Em 2012, após uma batalha legal de três anos e meio travada pela organização de Direitos Humanos Gisha, o governo israelense foi obrigado a publicar um documento confidencial de 2008 em que descrevia “as linhas vermelhas para o consumo de alimentos na Faixa de Gaza”, enquanto o governo liderado pelo então primeiro-ministro Ehud Olmert reforçava as restrições à circulação de veículos e pessoas. O documento calculava o número mínimo de calorias necessárias para garantir uma alimentação suficiente para a subsistência sem o desenvolvimento de desnutrição e servia para determinar a quantidade de alimentos que podiam ser admitidos a cada dia.
Em média, o mínimo somava 2.279 calorias per capita por dia, que podiam ser fornecidas por 1.836 gramas de alimento, ou seja, 2.575 toneladas de alimentos para toda a população de Gaza. As estatísticas eram usadas para determinar quantos caminhões poderiam ter permissão de acesso, quais seriam as linhas vermelhas para evitar cair abaixo dos níveis mínimos contra a desnutrição e quais alimentos seriam considerados não indispensáveis. Por exemplo: o húmus simples podia entrar, mas não o húmus com pinhões. Era considerado um item de luxo.

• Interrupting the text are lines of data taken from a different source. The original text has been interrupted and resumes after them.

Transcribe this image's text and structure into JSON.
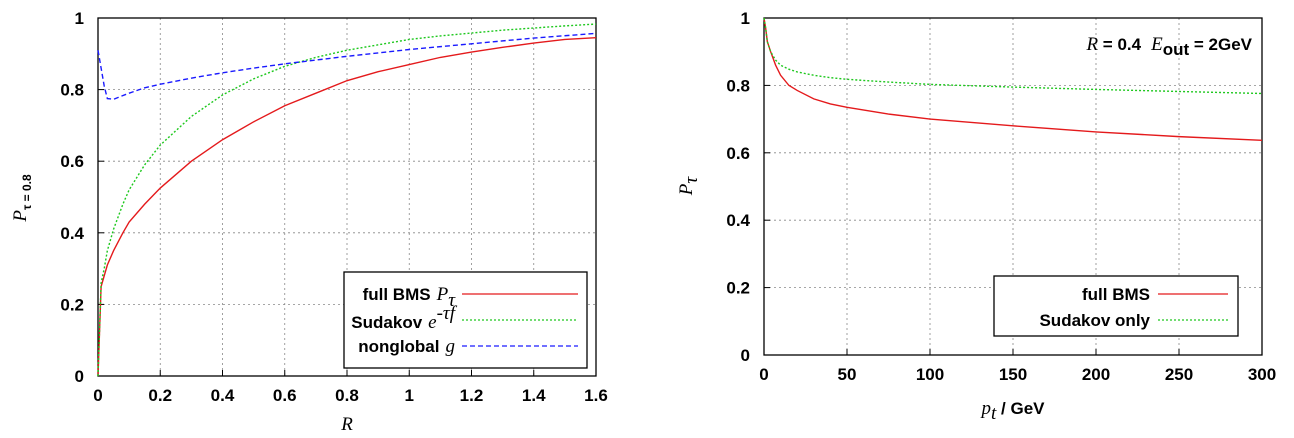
{
  "chart_data": [
    {
      "type": "line",
      "xlabel": "R",
      "ylabel": "P",
      "ylabel_sub": "τ = 0.8",
      "xlim": [
        0,
        1.6
      ],
      "ylim": [
        0,
        1
      ],
      "x_ticks": [
        "0",
        "0.2",
        "0.4",
        "0.6",
        "0.8",
        "1",
        "1.2",
        "1.4",
        "1.6"
      ],
      "y_ticks": [
        "0",
        "0.2",
        "0.4",
        "0.6",
        "0.8",
        "1"
      ],
      "grid": true,
      "legend_position": "bottom-right",
      "series": [
        {
          "name": "full BMS",
          "legend_math": "P",
          "legend_math_sub": "τ",
          "color": "#e41a1c",
          "style": "solid",
          "x": [
            0,
            0.01,
            0.02,
            0.03,
            0.05,
            0.08,
            0.1,
            0.15,
            0.2,
            0.3,
            0.4,
            0.5,
            0.6,
            0.7,
            0.8,
            0.9,
            1.0,
            1.1,
            1.2,
            1.3,
            1.4,
            1.5,
            1.6
          ],
          "y": [
            0.0,
            0.25,
            0.28,
            0.31,
            0.35,
            0.4,
            0.43,
            0.48,
            0.525,
            0.6,
            0.66,
            0.71,
            0.755,
            0.79,
            0.825,
            0.85,
            0.87,
            0.89,
            0.905,
            0.918,
            0.93,
            0.94,
            0.945
          ]
        },
        {
          "name": "Sudakov",
          "legend_math": "e",
          "legend_math_sup": "-τf",
          "color": "#1ec81e",
          "style": "dotted",
          "x": [
            0,
            0.01,
            0.02,
            0.03,
            0.05,
            0.08,
            0.1,
            0.15,
            0.2,
            0.3,
            0.4,
            0.5,
            0.6,
            0.7,
            0.8,
            0.9,
            1.0,
            1.1,
            1.2,
            1.3,
            1.4,
            1.5,
            1.6
          ],
          "y": [
            0.0,
            0.26,
            0.3,
            0.35,
            0.41,
            0.48,
            0.52,
            0.59,
            0.645,
            0.725,
            0.785,
            0.83,
            0.865,
            0.89,
            0.91,
            0.925,
            0.94,
            0.95,
            0.958,
            0.966,
            0.972,
            0.978,
            0.983
          ]
        },
        {
          "name": "nonglobal",
          "legend_math": "g",
          "color": "#1a1aff",
          "style": "dashed",
          "x": [
            0,
            0.01,
            0.02,
            0.03,
            0.05,
            0.07,
            0.1,
            0.15,
            0.2,
            0.3,
            0.4,
            0.5,
            0.6,
            0.8,
            1.0,
            1.2,
            1.4,
            1.6
          ],
          "y": [
            0.91,
            0.86,
            0.81,
            0.775,
            0.773,
            0.78,
            0.79,
            0.805,
            0.815,
            0.832,
            0.847,
            0.86,
            0.872,
            0.893,
            0.912,
            0.928,
            0.944,
            0.957
          ]
        }
      ]
    },
    {
      "type": "line",
      "xlabel": "p",
      "xlabel_sub": "t",
      "xlabel_unit": " / GeV",
      "ylabel": "P",
      "ylabel_sub": "τ",
      "xlim": [
        0,
        300
      ],
      "ylim": [
        0,
        1
      ],
      "x_ticks": [
        "0",
        "50",
        "100",
        "150",
        "200",
        "250",
        "300"
      ],
      "y_ticks": [
        "0",
        "0.2",
        "0.4",
        "0.6",
        "0.8",
        "1"
      ],
      "grid": true,
      "legend_position": "bottom-right",
      "annotation": {
        "r_sym": "R",
        "r_text": " = 0.4",
        "e_sym": "E",
        "e_sub": "out",
        "e_text": " = 2GeV"
      },
      "series": [
        {
          "name": "full BMS",
          "color": "#e41a1c",
          "style": "solid",
          "x": [
            0,
            1,
            2,
            4,
            7,
            10,
            15,
            20,
            30,
            40,
            50,
            75,
            100,
            150,
            200,
            250,
            300
          ],
          "y": [
            1.0,
            0.97,
            0.93,
            0.9,
            0.86,
            0.83,
            0.8,
            0.785,
            0.76,
            0.745,
            0.735,
            0.715,
            0.7,
            0.68,
            0.662,
            0.648,
            0.637
          ]
        },
        {
          "name": "Sudakov only",
          "color": "#1ec81e",
          "style": "dotted",
          "x": [
            0,
            1,
            2,
            4,
            7,
            10,
            15,
            20,
            30,
            40,
            50,
            75,
            100,
            150,
            200,
            250,
            300
          ],
          "y": [
            1.0,
            0.97,
            0.93,
            0.9,
            0.875,
            0.86,
            0.848,
            0.84,
            0.83,
            0.823,
            0.818,
            0.81,
            0.803,
            0.795,
            0.788,
            0.782,
            0.776
          ]
        }
      ]
    }
  ]
}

Em 2022, a UNRWA forneceu alimentos a mais de um milhão de refugiados em Gaza, catorze vezes mais em comparação com 2000, escrevem Gordon e Haddad.
No final de 2022, 81% dos refugiados na Faixa viviam abaixo do limiar da pobreza, 85% das famílias conseguiam alimentos a partir dos resíduos do mercado e mais de três quartos das famílias estavam reduzindo tanto o número de refeições por dia quanto a quantidade de alimentos em cada refeição.

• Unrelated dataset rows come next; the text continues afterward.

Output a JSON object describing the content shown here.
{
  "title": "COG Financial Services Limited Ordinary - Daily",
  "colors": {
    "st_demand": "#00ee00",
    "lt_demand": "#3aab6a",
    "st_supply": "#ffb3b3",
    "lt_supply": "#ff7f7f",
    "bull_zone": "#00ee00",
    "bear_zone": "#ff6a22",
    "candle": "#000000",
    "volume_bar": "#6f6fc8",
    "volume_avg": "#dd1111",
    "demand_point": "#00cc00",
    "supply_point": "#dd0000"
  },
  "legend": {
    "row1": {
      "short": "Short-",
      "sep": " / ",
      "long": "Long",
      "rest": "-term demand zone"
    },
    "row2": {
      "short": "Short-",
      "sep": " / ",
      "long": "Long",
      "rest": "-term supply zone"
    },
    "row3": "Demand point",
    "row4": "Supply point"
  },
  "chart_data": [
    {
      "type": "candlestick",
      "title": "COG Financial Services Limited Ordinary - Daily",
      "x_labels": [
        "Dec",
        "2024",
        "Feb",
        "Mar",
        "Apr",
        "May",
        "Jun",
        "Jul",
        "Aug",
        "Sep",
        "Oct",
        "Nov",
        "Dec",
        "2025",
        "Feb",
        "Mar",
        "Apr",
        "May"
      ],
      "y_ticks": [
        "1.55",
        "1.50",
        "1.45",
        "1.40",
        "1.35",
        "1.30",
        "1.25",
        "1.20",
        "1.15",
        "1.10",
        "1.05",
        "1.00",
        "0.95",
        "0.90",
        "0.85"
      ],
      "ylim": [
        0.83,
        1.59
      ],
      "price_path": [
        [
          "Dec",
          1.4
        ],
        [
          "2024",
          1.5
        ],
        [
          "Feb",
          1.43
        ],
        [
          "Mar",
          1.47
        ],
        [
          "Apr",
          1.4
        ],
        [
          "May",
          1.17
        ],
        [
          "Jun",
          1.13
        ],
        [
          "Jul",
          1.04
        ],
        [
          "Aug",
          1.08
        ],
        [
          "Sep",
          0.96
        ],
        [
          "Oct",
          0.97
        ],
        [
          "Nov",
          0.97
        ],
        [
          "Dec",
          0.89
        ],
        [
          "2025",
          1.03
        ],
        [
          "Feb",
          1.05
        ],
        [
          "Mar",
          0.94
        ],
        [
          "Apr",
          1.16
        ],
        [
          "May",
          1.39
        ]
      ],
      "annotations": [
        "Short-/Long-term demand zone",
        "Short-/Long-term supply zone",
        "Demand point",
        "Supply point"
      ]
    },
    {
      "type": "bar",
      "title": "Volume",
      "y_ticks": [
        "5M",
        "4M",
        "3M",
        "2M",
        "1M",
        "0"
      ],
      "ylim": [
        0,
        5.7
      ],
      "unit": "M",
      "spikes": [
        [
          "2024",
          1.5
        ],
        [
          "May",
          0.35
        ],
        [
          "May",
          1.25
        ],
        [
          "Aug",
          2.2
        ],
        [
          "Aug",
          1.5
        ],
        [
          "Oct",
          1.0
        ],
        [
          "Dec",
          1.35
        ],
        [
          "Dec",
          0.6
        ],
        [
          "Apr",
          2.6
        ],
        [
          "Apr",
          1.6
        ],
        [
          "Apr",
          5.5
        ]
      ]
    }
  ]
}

Muito antes do Hamas atacar Israel em 7 de outubro, a crise humanitária em Gaza era do conhecimento de todos.
Mesmo antes, o alimento que entrava na Faixa era insuficiente.
Ajudas internacionais barradas
No dia 1º de abril, as Nações Unidas lançaram mais um apelo pedindo o desbloqueio do acesso das ajudas humanitárias, apelo que se seguiu às ordens da Corte Internacional de Justiça (CIJ) que pediu a Israel para respeitar as suas obrigações como signatário da Convenção sobre o genocídio e abrir as passagens de fronteiras para permitir a entrada de ajudas suficientes no enclave.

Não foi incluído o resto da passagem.